What is your take on high efficient speakers vs. low efficient speakers?


Consider both designs are done right and your other equipment is well matched with the speakers.  Do you have any preference when it comes to sound quality?  Is it matter of economic decision when it comes to price? - power amps can become very expensive when power goes up, on the other hand large,  efficient speakers are expensive as well.  Is your decision based on room size?  I'd love to hear from you on the subject. 

128x128tannoy56

What a thread...

Is a speaker with 88db sensitivity at 8 ohms or an 88db sensitivity at 4 ohms more "efficient"?

Having listened to gear for 20 years and owned a variety of equipment, I tend to associate higher sensitivity with a brighter sound. I lean to lower-sensitivity speakers in general.

@smoothtech 

If the loudspeaker has a different nominal impedance than the volts needed to achieve a watt also changes. Some manufacturers calibrate their one watt to the different impedances. Other manufacturers stick with 2.83 volts regardless of impedance. This is why we need to be careful about reading specifications.

If we have a 4 ohm cabinet then 2.83 volts is actually 2 watts. As we have doubled the power the loudspeaker sensitivity will appear 3dB louder.

Is this fair?

Imagine that you have two loudspeakers. Both loudspeakers have a sensitivity of 100dB referenced to 2.83v at 8 ohms at 1 meter. Your black loudspeaker is an 8 ohm box and your white loudspeaker is a 4 ohm box. You put them both on a separate channel off the same amplifier and play some music. You hear that your white speaker is twice as loud. Should both these speakers have the same sensitivity in the spec?
We would argue that referencing to 2.83v is more honest than specifying a nominal 1w/1m. It makes it clearer what your input signal is.

Quick Reference

Please use the table below as a quick reference to help you compare sensitivity measurements calibrated to different values.

1w/1m 95dB 100dB 105dB
2.83v / 1 m (16 ohms) 92dB 97dB 102dB
2.83v / 1 m (8 ohms) 95dB 100dB 105dB
2.83v / 1 m (4 ohms) 98dB 103dB 108dB
2.83v / 1 m (2 ohms) 101dB 106dB 111dB

Some members seem to advocate whether high efficiency speakers are better or not.  Sonics is my priority not speaker efficiency.  I only address speaker efficiency if it is required/driven by a sonic goal- wanting to hear flea watt 300b tube amp magic which would necessitate a very efficient speaker.  

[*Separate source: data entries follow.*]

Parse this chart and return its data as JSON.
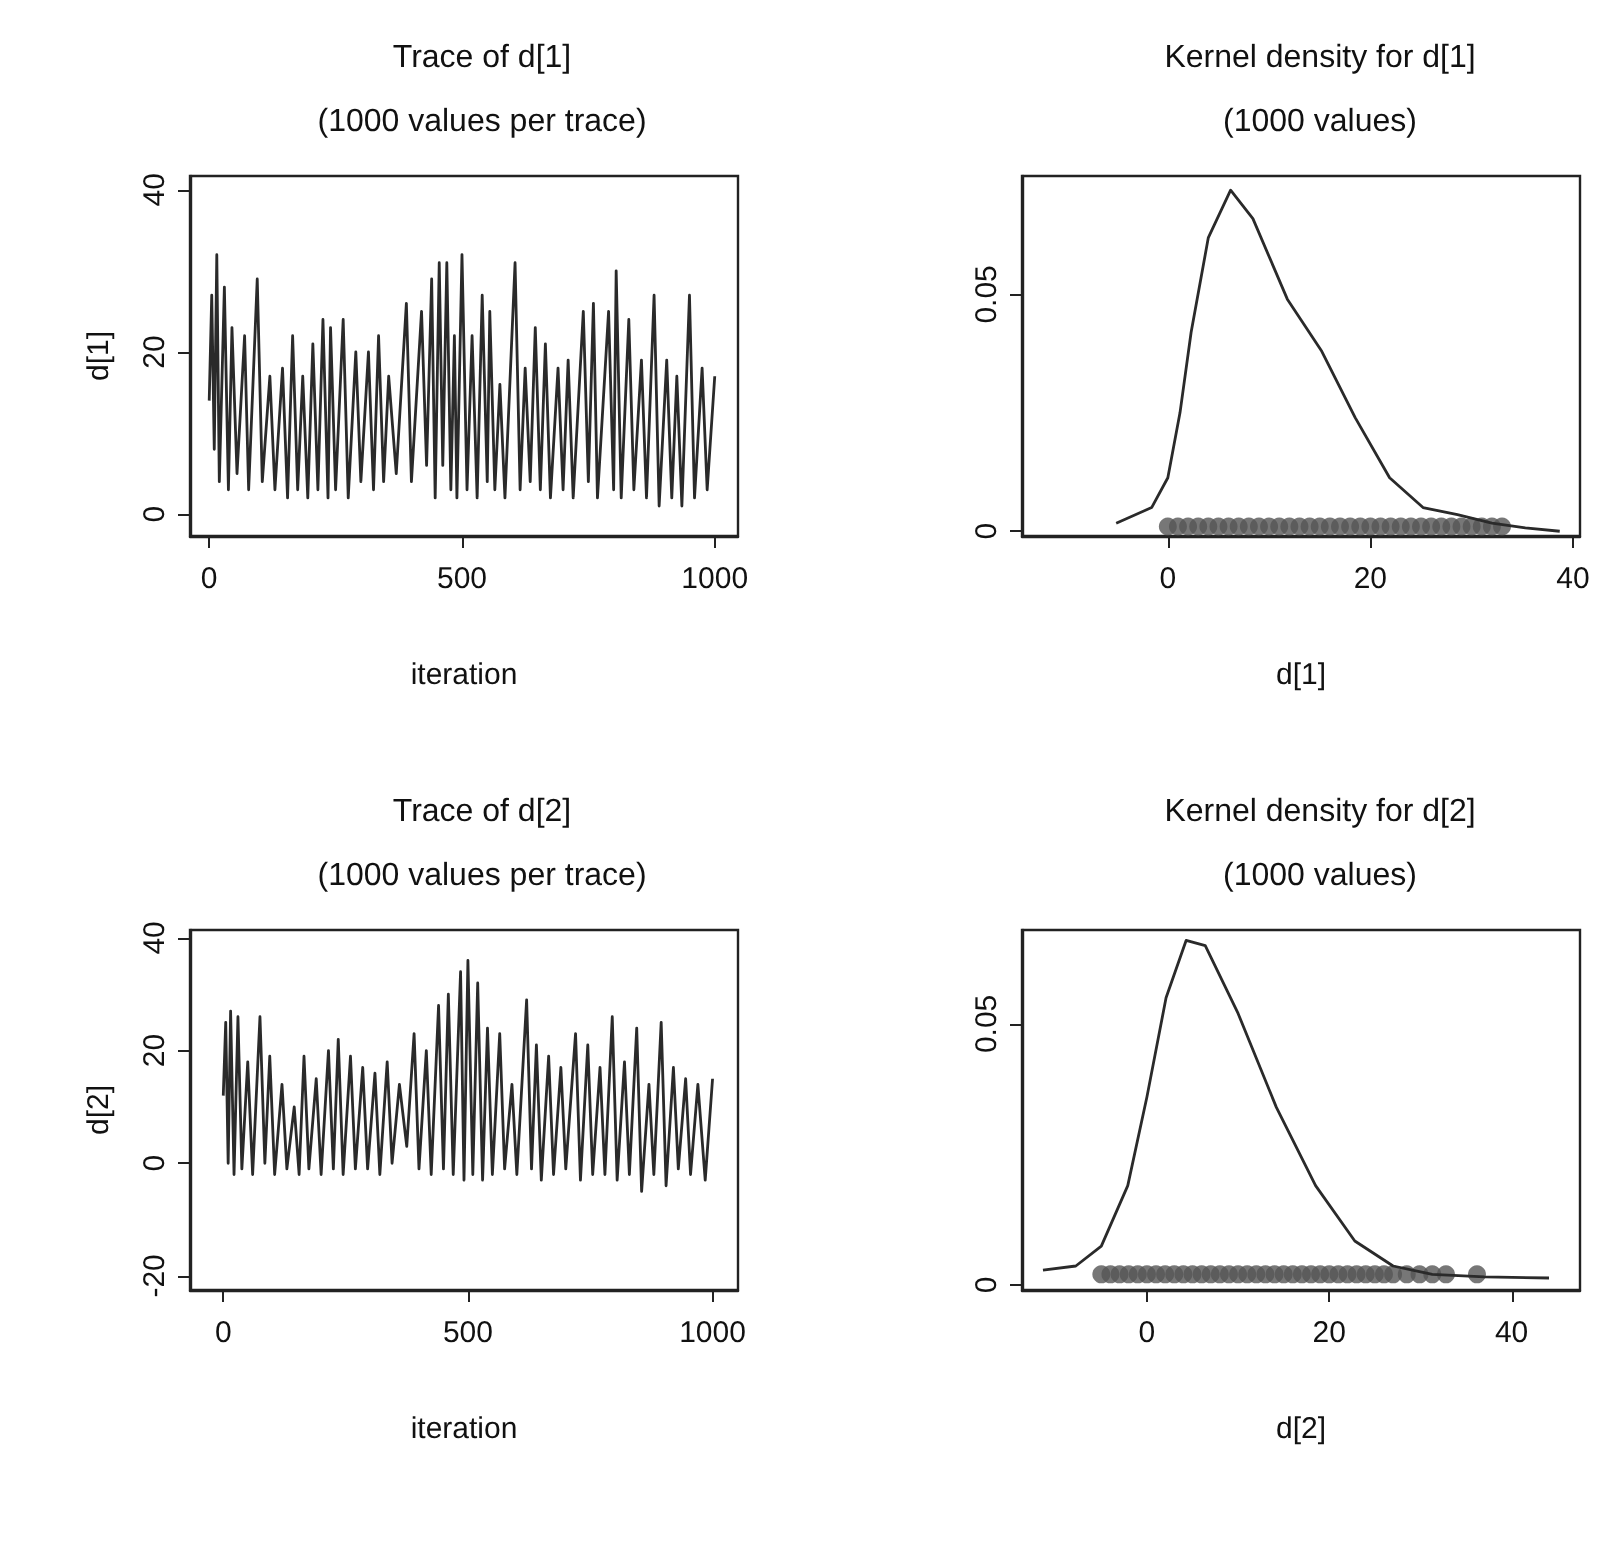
{
  "chart_data": [
    {
      "type": "line",
      "title": "Trace of d[1]",
      "subtitle": "(1000 values per trace)",
      "xlabel": "iteration",
      "ylabel": "d[1]",
      "xlim": [
        -38,
        1046
      ],
      "ylim": [
        -2.7,
        41.7
      ],
      "xticks": [
        0,
        500,
        1000
      ],
      "yticks": [
        0,
        20,
        40
      ],
      "series": [
        {
          "type": "line",
          "color": "#2a2a2a",
          "x": [
            0,
            5,
            10,
            15,
            20,
            30,
            38,
            45,
            55,
            70,
            78,
            95,
            105,
            120,
            130,
            145,
            155,
            165,
            175,
            185,
            195,
            205,
            215,
            225,
            235,
            240,
            250,
            265,
            275,
            290,
            300,
            315,
            325,
            335,
            345,
            355,
            370,
            390,
            400,
            420,
            430,
            440,
            447,
            455,
            462,
            470,
            478,
            485,
            490,
            500,
            510,
            520,
            530,
            540,
            550,
            555,
            565,
            575,
            585,
            605,
            615,
            625,
            635,
            645,
            655,
            665,
            675,
            690,
            700,
            710,
            720,
            740,
            750,
            760,
            768,
            790,
            800,
            805,
            815,
            830,
            840,
            855,
            865,
            880,
            890,
            905,
            915,
            925,
            935,
            950,
            960,
            975,
            985,
            1000
          ],
          "values": [
            14,
            27,
            8,
            32,
            4,
            28,
            3,
            23,
            5,
            22,
            3,
            29,
            4,
            17,
            3,
            18,
            2,
            22,
            3,
            17,
            2,
            21,
            3,
            24,
            2,
            23,
            3,
            24,
            2,
            20,
            4,
            20,
            3,
            22,
            4,
            17,
            5,
            26,
            4,
            25,
            6,
            29,
            2,
            31,
            6,
            31,
            3,
            22,
            2,
            32,
            3,
            22,
            2,
            27,
            4,
            25,
            3,
            16,
            2,
            31,
            3,
            18,
            4,
            23,
            3,
            21,
            2,
            18,
            3,
            19,
            2,
            25,
            4,
            26,
            2,
            25,
            3,
            30,
            2,
            24,
            3,
            19,
            2,
            27,
            1,
            19,
            2,
            17,
            1,
            27,
            2,
            18,
            3,
            17
          ]
        }
      ]
    },
    {
      "type": "line",
      "title": "Kernel density for d[1]",
      "subtitle": "(1000 values)",
      "xlabel": "d[1]",
      "xlim": [
        -14.4,
        40.7
      ],
      "ylim": [
        -0.001,
        0.075
      ],
      "xticks": [
        0,
        20,
        40
      ],
      "yticks": [
        0,
        0.05
      ],
      "series": [
        {
          "type": "line",
          "color": "#2a2a2a",
          "x": [
            -5.1,
            -1.6,
            0,
            1.2,
            2.3,
            4.0,
            6.2,
            8.4,
            11.8,
            15.2,
            18.5,
            21.9,
            25.2,
            28.6,
            32,
            35.3,
            38.7
          ],
          "values": [
            0.0017,
            0.005,
            0.0113,
            0.025,
            0.042,
            0.062,
            0.072,
            0.066,
            0.049,
            0.038,
            0.024,
            0.0113,
            0.005,
            0.0035,
            0.0017,
            0.0007,
            0
          ]
        },
        {
          "type": "scatter",
          "marker": "circle",
          "color": "#555555",
          "x": [
            0,
            1,
            2,
            3,
            4,
            5,
            6,
            7,
            8,
            9,
            10,
            11,
            12,
            13,
            14,
            15,
            16,
            17,
            18,
            19,
            20,
            21,
            22,
            23,
            24,
            25,
            26,
            27,
            28,
            29,
            30,
            31,
            32,
            33
          ],
          "values": [
            0.001,
            0.001,
            0.001,
            0.001,
            0.001,
            0.001,
            0.001,
            0.001,
            0.001,
            0.001,
            0.001,
            0.001,
            0.001,
            0.001,
            0.001,
            0.001,
            0.001,
            0.001,
            0.001,
            0.001,
            0.001,
            0.001,
            0.001,
            0.001,
            0.001,
            0.001,
            0.001,
            0.001,
            0.001,
            0.001,
            0.001,
            0.001,
            0.001,
            0.001
          ]
        }
      ]
    },
    {
      "type": "line",
      "title": "Trace of d[2]",
      "subtitle": "(1000 values per trace)",
      "xlabel": "iteration",
      "ylabel": "d[2]",
      "xlim": [
        -68,
        1052
      ],
      "ylim": [
        -22.5,
        41.4
      ],
      "xticks": [
        0,
        500,
        1000
      ],
      "yticks": [
        -20,
        0,
        20,
        40
      ],
      "series": [
        {
          "type": "line",
          "color": "#2a2a2a",
          "x": [
            0,
            5,
            10,
            15,
            22,
            30,
            38,
            50,
            60,
            75,
            85,
            95,
            105,
            120,
            130,
            145,
            155,
            165,
            175,
            190,
            200,
            215,
            225,
            235,
            245,
            260,
            270,
            285,
            295,
            310,
            320,
            335,
            345,
            360,
            375,
            390,
            400,
            415,
            425,
            440,
            450,
            460,
            470,
            485,
            492,
            500,
            510,
            520,
            530,
            540,
            550,
            565,
            575,
            590,
            600,
            620,
            630,
            640,
            650,
            665,
            675,
            690,
            700,
            720,
            730,
            745,
            755,
            770,
            780,
            795,
            805,
            820,
            830,
            845,
            855,
            870,
            880,
            895,
            905,
            920,
            930,
            945,
            955,
            970,
            985,
            1000
          ],
          "values": [
            12,
            25,
            0,
            27,
            -2,
            26,
            -1,
            18,
            -2,
            26,
            0,
            19,
            -2,
            14,
            -1,
            10,
            -2,
            19,
            -1,
            15,
            -2,
            20,
            -1,
            22,
            -2,
            19,
            -1,
            17,
            -1,
            16,
            -2,
            18,
            0,
            14,
            3,
            23,
            -1,
            20,
            -2,
            28,
            -1,
            30,
            -2,
            34,
            -3,
            36,
            -2,
            32,
            -3,
            24,
            -2,
            23,
            -1,
            14,
            -2,
            29,
            -1,
            21,
            -3,
            19,
            -2,
            17,
            -1,
            23,
            -3,
            21,
            -2,
            17,
            -2,
            26,
            -3,
            18,
            -2,
            24,
            -5,
            14,
            -2,
            25,
            -4,
            17,
            -1,
            15,
            -2,
            14,
            -3,
            15
          ]
        }
      ]
    },
    {
      "type": "line",
      "title": "Kernel density for d[2]",
      "subtitle": "(1000 values)",
      "xlabel": "d[2]",
      "xlim": [
        -13.7,
        47.5
      ],
      "ylim": [
        -0.001,
        0.068
      ],
      "xticks": [
        0,
        20,
        40
      ],
      "yticks": [
        0,
        0.05
      ],
      "series": [
        {
          "type": "line",
          "color": "#2a2a2a",
          "x": [
            -11.4,
            -7.8,
            -5.0,
            -2.1,
            0,
            2.1,
            4.3,
            6.4,
            10.0,
            14.2,
            18.5,
            22.8,
            27.0,
            31.3,
            37.0,
            44.1
          ],
          "values": [
            0.0028,
            0.0036,
            0.0074,
            0.019,
            0.036,
            0.055,
            0.066,
            0.065,
            0.052,
            0.034,
            0.019,
            0.0084,
            0.0036,
            0.002,
            0.0015,
            0.0013
          ]
        },
        {
          "type": "scatter",
          "marker": "circle",
          "color": "#555555",
          "x": [
            -5,
            -4,
            -3,
            -2,
            -1,
            0,
            1,
            2,
            3,
            4,
            5,
            6,
            7,
            8,
            9,
            10,
            11,
            12,
            13,
            14,
            15,
            16,
            17,
            18,
            19,
            20,
            21,
            22,
            23,
            24,
            25,
            26,
            27,
            28.5,
            29.9,
            31.3,
            32.8,
            36.2
          ],
          "values": [
            0.002,
            0.002,
            0.002,
            0.002,
            0.002,
            0.002,
            0.002,
            0.002,
            0.002,
            0.002,
            0.002,
            0.002,
            0.002,
            0.002,
            0.002,
            0.002,
            0.002,
            0.002,
            0.002,
            0.002,
            0.002,
            0.002,
            0.002,
            0.002,
            0.002,
            0.002,
            0.002,
            0.002,
            0.002,
            0.002,
            0.002,
            0.002,
            0.002,
            0.002,
            0.002,
            0.002,
            0.002,
            0.002
          ]
        }
      ]
    }
  ]
}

In my experience, each pair of speakers that isn't driven easily by 30 Watt amplifier - sounds too compressed to me.

And it easy to explain. When you put dozens watts on speakers voice coil - it overheats that leads to very sever and clearly listened compression.

@alexberger wrote:

In my experience, each pair of speakers that isn’t driven easily by 30 Watt amplifier - sounds too compressed to me.

That outcome is also very much dependent on the specific amplifier used. I’ve heard a very good 30W pure class amplifier drive a pair of notoriously heavy load S.P. Technology Revelation’s rather effortlessly, whereas coupling them to a pair of 200W NuForce monoblocks felt like those amps struggled by comparison - even though, on paper, they’d have a +6dB headroom advantage.

Which is also to say that the sensitivity rating is only a partial signifier; a complex passive cross-over can bring many a wattage proficient (but apparently PSU weak) amp to its knees, with the same amp performing closer to its full potential and rated specs presented to an easier load. A more load benign amp requires a sturdy, powerful PSU, and those things come at a cost.

On principle though we fully agree. A difficult to drive pair of speakers, likely due to the "load severe-ness" as caused by its XO, presents a significant problem to me that only highlights why I’d rather have it configured actively sans passive XO, but that’s another discussion. High eff. passively configured, heavy load speakers would likely prove less of a hassle to the amp given that it has more headroom to deal with a complex XO.

And it easy to explain. When you put dozens watts on speakers voice coil - it overheats that leads to very sever and clearly listened compression.

In practicality I’m inclined to believe thermal modulation (as term also used by poster @audiokinesis) is the more general problem, as this comes into effect with peak heat build-ups in voice coils (and XO?) with short term transients, that dulls the perceived transients somewhat. It seems this phenomenon is less a studied field, but it could explain with why transient snap sounds more convincing with high eff. speakers.

Not to say thermal compression isn’t an issue with low eff. speakers. Dynamic prowess and their fuller swings certainly takes a hit here.